Ricevuta la protezione umanitaria avevano chiesto e ottenuto un visto per uscire da Malta e raggiungere la Svizzera. Erano partite sperando di poter ricominciare una vita altrove, finalmente libere di scegliere dove abitare ma, allo scadere del visto di breve durata che avevano ricevuto, la polizia svizzera le ha costrette a fare ritorno forzato a Malta. Il loro status, infatti, è valido solamente lì, e per effetto della Convenzione di Dublino cui ho precedentemente accennato, non hanno diritto a presentare la loro domanda d’asilo in nessun altro Stato europeo. Secondo il Regolamento del Consiglio Europeo n.343/2003 – la cosiddetta “Convenzione di Dublino II” che sostituisce (fatta eccezione per la Danimarca) la Convenzione di Dublino del 15 giugno 1990 – è infatti soltanto il primo paese d’accesso dei migranti quello deputato al compito di ricevere e vagliare le loro richieste d’asilo. (3)

“Lugano era il paradiso”, mi ha raccontato Fortune. “Lavoravo, stavo imparando la lingua. Qui invece, tutto quello che faccio è andare a La Valletta ogni 15 giorni perché c’è un prete che ci da 5 pounds per sopravvivere. La gente di Malta ci odia, ci guarda come invasori. E io non voglio la carità…Una mia amica era arrivata fino in Finlandia, e anche lei lì era felice. Ma poi ti trovano e ti riportano indietro. Aveva fatto un viaggio lunghissimo anche se era incinta di sette mesi e poi l’hanno trovata e l’hanno riportata qui.

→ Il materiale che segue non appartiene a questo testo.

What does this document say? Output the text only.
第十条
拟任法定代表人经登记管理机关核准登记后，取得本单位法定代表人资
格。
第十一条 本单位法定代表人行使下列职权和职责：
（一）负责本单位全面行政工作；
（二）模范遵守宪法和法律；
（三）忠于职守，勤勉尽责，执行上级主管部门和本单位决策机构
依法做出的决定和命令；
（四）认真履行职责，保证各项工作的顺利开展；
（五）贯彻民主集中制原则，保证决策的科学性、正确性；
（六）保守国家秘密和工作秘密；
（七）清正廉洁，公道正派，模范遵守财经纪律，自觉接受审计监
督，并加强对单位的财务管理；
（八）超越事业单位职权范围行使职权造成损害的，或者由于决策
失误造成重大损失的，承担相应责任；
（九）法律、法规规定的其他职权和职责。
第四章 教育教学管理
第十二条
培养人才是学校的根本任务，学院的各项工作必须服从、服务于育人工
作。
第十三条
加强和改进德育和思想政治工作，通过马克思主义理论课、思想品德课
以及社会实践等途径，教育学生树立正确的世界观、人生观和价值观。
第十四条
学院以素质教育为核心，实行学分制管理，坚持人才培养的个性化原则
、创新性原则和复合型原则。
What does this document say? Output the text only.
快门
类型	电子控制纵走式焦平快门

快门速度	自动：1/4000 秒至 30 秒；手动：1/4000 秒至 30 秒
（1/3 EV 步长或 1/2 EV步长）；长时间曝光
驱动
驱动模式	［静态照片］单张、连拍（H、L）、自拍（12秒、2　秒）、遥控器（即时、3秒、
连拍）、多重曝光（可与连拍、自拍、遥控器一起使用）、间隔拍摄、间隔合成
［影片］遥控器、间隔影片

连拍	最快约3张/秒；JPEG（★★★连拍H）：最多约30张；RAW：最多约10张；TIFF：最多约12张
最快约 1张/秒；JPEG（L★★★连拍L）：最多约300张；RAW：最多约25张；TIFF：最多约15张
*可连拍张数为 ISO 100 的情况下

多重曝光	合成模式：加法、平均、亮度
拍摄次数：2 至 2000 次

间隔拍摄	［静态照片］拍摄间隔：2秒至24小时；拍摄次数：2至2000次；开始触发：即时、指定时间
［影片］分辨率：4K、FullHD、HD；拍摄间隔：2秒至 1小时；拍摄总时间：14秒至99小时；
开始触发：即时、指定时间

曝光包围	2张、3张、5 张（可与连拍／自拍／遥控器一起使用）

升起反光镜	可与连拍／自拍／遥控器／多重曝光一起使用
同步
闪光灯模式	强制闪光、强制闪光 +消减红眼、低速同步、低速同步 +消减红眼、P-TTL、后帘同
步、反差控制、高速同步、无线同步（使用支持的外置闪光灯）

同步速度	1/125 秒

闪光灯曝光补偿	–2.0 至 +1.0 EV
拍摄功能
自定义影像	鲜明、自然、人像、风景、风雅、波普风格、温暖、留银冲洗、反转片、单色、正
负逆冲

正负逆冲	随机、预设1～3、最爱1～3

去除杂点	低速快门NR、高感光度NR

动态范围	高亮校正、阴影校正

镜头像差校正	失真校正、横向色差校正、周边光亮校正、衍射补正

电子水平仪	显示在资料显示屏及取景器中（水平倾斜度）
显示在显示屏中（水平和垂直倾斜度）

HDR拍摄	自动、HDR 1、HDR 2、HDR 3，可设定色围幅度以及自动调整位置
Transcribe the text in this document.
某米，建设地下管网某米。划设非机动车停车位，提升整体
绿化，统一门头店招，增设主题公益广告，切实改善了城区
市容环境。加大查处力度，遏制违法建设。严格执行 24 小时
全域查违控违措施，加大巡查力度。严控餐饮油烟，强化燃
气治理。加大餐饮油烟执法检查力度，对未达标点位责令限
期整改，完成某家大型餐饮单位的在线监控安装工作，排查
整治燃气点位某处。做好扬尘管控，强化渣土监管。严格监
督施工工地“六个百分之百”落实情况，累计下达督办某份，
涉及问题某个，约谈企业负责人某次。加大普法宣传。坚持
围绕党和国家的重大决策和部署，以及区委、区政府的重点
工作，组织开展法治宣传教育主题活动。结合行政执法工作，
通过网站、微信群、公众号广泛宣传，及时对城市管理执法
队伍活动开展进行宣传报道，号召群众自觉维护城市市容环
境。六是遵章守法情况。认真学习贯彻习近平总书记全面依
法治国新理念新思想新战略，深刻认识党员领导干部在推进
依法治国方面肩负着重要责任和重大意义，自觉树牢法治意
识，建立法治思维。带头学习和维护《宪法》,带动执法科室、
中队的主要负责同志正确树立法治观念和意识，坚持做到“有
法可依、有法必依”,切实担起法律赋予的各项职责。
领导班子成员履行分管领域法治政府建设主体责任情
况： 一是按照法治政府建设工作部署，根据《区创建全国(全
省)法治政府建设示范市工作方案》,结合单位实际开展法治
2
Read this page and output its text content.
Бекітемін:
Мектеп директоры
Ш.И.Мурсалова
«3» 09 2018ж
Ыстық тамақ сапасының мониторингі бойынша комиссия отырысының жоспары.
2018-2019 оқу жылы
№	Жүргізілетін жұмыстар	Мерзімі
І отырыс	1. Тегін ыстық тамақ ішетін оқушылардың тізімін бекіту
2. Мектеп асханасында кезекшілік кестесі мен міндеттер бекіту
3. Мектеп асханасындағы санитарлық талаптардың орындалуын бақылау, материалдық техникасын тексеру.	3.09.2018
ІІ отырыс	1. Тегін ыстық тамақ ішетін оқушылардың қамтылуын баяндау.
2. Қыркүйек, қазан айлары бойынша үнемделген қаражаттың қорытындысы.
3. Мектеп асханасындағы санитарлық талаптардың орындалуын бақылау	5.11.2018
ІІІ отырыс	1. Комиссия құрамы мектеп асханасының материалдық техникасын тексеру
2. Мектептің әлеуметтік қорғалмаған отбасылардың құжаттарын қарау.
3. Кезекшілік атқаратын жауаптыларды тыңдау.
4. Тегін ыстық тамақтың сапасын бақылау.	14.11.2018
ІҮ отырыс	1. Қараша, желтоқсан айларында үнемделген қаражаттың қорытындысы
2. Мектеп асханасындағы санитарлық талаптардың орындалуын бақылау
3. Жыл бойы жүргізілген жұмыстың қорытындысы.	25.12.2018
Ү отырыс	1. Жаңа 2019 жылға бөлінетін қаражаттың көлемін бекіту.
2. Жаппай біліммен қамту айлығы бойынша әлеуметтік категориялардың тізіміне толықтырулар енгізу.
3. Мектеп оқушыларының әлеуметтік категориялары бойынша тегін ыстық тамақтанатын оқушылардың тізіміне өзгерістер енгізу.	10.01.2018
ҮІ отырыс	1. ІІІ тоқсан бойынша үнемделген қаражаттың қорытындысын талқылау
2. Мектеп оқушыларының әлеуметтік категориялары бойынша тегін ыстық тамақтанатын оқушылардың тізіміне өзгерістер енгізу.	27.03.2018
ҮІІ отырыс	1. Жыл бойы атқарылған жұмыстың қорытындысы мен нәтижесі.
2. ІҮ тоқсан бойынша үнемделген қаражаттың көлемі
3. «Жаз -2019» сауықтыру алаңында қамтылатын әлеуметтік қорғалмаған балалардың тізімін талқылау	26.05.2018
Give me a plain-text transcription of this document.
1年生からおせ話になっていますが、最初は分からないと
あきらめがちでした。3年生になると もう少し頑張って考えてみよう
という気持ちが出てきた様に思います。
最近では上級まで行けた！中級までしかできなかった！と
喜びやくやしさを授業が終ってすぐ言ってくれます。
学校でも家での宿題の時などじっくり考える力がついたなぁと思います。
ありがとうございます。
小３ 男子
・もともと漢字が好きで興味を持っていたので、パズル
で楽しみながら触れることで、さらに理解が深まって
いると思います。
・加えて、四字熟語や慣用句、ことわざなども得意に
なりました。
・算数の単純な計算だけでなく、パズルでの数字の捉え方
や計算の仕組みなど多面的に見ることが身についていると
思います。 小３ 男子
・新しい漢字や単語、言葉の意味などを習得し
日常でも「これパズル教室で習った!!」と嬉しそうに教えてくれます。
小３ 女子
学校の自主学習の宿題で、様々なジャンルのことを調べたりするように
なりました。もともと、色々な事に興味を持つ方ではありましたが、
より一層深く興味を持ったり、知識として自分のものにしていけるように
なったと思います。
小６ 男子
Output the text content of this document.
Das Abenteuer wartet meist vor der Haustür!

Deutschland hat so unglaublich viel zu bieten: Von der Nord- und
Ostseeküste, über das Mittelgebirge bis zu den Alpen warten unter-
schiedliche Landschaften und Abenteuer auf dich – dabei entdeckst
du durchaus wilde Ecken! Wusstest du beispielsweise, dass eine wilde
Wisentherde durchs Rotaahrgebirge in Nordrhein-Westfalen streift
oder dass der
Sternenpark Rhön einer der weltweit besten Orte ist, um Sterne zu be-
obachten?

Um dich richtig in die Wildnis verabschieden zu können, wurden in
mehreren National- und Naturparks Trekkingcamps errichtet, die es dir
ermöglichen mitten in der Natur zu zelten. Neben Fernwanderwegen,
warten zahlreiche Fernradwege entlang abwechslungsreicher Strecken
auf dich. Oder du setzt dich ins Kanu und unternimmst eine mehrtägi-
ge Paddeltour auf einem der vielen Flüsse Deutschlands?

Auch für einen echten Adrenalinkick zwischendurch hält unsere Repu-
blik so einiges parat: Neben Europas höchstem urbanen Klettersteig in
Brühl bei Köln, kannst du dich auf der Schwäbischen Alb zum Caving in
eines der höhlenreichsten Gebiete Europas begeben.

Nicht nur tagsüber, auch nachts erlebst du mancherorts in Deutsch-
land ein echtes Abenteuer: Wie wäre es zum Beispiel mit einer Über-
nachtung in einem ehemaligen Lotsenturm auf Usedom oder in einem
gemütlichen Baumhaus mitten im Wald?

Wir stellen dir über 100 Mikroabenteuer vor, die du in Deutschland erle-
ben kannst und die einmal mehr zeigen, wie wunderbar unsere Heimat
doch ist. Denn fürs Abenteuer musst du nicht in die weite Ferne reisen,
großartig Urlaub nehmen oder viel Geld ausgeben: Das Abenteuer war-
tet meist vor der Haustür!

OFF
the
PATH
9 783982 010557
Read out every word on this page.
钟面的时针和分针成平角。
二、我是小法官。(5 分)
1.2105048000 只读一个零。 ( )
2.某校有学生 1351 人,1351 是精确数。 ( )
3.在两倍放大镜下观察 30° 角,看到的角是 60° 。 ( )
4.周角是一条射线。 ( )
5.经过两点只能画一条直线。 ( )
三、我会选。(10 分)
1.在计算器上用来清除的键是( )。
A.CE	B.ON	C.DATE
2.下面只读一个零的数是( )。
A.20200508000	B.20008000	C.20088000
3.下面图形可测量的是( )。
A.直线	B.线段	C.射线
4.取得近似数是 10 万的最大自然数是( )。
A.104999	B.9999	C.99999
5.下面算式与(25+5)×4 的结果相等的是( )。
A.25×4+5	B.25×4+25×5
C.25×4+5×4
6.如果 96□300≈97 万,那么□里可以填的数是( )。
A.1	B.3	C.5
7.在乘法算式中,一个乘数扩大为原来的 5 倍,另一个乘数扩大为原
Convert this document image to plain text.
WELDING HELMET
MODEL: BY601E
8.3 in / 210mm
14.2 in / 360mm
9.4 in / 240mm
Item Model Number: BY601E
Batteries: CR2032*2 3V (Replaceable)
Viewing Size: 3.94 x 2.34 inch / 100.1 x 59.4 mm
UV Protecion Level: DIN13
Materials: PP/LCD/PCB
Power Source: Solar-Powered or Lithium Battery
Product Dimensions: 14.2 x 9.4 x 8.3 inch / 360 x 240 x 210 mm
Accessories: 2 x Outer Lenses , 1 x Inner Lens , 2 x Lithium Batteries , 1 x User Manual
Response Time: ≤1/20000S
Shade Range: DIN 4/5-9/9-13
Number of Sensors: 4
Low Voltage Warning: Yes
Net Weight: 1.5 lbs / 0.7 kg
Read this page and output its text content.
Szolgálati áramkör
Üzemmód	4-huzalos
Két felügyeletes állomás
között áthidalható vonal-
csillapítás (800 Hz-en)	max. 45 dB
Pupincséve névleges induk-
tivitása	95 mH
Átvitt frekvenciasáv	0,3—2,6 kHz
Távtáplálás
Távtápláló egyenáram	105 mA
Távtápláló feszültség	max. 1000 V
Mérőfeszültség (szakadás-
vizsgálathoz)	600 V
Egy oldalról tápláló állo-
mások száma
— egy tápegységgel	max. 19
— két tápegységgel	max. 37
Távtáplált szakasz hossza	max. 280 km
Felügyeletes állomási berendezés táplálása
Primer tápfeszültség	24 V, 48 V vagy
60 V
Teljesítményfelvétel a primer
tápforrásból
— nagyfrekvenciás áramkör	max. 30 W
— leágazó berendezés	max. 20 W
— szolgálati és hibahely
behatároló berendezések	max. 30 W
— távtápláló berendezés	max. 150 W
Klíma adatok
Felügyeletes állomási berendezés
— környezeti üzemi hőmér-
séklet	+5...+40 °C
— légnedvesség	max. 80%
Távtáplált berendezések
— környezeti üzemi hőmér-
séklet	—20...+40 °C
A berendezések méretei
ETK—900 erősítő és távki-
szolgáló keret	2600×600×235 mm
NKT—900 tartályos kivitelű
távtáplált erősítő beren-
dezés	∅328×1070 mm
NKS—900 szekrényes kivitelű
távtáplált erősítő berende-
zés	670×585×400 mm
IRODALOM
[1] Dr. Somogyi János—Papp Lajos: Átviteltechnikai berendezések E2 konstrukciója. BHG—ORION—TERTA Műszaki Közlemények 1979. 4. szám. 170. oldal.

Non è assurdo? Lì c’era lavoro, c’era libertà! Qui a Malta, cosa ci resta?”.


1 Cfr. Immigration Act To restrict, control and regulate immigration into Malta and to make provision for matters ancillary thereto, Act IX , 21/09/1970, Capitolo 217, Parte IV, Artt. 5 ,1 ; 10; 14,2 e 22,5.
2 Cfr. Il Trattato Onu per la protezione dei rifugiati e degli apolidi, Ginevra, 28/07/1951, art.31.
3 Per una panoramica dei centri di detenzione amministrativa in Europa, del loro funzionamento e delle loro condizioni a seconda dei paesi, consultare, tra gli altri, i siti www.cestim.it; www.jrseurope.org; www.detention-in-europe.org.